A. ICRs Related to Special Enrollment Period for Volunteers Outside the
United States (Sec. 406.25)
Section 406.25 outlines the requirements that an individual
volunteer must meet to qualify for a SEP. A qualifying individual can
enroll or reenroll without incurring a surcharge for a late enrollment
or reenrollment. Specifically, Sec. 406.25(a)(1) and (2) state that an
individual volunteer must demonstrate that his or her volunteer service
is through a program that covers at least a 12-month period and is
sponsored by an organization described in section 501(c)(3) of the
Internal Revenue Code of 1986 and exempt from taxation under section
501(a) of the Internal Revenue Code.
The burden associated with this requirement is the time and effort
associated with verifying that the volunteer was in a 12-month program
and demonstrating the tax-exempt status of the organization sponsoring
the individual. The estimated burden associated with this requirement
is 15 minutes per individual. We estimate that 1,500 individuals will
be subject to this requirement on a yearly basis for a total annual
burden of 375 burden hours.
In addition, Sec. 406.25(a)(3) requires that an individual
demonstrate that he or she has health insurance that covers medical
services received outside of the United States during his or her period
of service. The burden associated with this requirement is the time and
effort associated with demonstrating possession of health insurance
coverage that covers the medical services received outside of the
United States. We estimate the burden for verifying coverage to be 15
minutes per individual; we also estimate that 1,500 individuals will be
subject to this requirement on a yearly basis. The total
[[Page 36467]]
estimated burden is 375 annual burden hours.
B. ICRs Related to Special Enrollment Period for Volunteers Outside the
United States (Sec. 407.21)
Section 407.21 addresses the provision of a SEP for an individual
who elects not to enroll or to be deemed enrolled in SMI when first
eligible and an individual who terminates SMI enrollment. To be
eligible for the SEP, the individual must meet the criteria outlined in
the regulations text. As stated in Sec. 407.21(a), the individual
must: (1) Serve as a volunteer in a program that covers at least a 12-
month period of service; (2) be a volunteer in a program sponsored by
an organization described in section 501(c)(3) of the Internal Revenue
Code of 1986 and exempt from taxation under 501(a) of such Code; and
(3) be able to demonstrate that he or she had health insurance coverage
that covers medical services received outside of the United States
during his or her period of service.
The burden associated with the requirements in Sec. 407.21(a)(1)

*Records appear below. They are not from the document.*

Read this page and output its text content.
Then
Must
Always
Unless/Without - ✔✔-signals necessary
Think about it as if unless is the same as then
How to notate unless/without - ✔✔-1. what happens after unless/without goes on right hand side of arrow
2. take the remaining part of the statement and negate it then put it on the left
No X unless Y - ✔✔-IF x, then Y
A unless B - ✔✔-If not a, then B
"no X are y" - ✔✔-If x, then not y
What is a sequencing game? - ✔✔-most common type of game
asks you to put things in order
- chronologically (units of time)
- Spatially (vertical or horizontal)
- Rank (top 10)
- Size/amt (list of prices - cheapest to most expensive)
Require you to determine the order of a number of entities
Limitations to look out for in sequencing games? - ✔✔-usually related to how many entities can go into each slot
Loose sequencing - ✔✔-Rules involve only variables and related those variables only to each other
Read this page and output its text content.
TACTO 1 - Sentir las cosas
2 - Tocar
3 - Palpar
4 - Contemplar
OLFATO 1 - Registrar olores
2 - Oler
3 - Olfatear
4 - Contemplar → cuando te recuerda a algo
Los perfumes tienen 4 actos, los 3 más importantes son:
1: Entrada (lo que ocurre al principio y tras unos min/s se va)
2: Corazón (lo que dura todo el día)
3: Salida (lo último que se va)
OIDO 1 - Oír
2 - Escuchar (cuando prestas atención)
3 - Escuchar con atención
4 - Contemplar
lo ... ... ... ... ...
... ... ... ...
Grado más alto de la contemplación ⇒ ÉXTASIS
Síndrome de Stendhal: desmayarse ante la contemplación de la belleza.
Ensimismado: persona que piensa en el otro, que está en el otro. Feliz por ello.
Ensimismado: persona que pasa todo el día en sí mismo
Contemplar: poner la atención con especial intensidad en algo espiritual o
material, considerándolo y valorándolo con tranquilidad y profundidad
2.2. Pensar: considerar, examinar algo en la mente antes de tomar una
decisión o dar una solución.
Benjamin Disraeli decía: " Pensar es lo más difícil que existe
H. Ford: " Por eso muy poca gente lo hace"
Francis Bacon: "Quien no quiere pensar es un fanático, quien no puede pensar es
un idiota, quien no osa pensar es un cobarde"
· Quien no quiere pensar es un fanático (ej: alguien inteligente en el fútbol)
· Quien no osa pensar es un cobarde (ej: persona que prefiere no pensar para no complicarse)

and (2) is the time and effort associated with verifying that the
volunteer was in a 12-month program, and demonstrating the tax-exempt
status of the organization sponsoring the individual, and submitting
the information to CMS. The burden associated with these requirements
is discussed in detail in the explanation of the burden for Sec.
406.25.
The burden associated with the Sec. 407.21(a)(3) is the time and
effort associated with an individual demonstrating that he or she has
health insurance that covers medical services received outside of the
United States during his or her period of service. The burden
associated with this requirement is discussed in detail in the
explanation of the burden for Sec. 406.25.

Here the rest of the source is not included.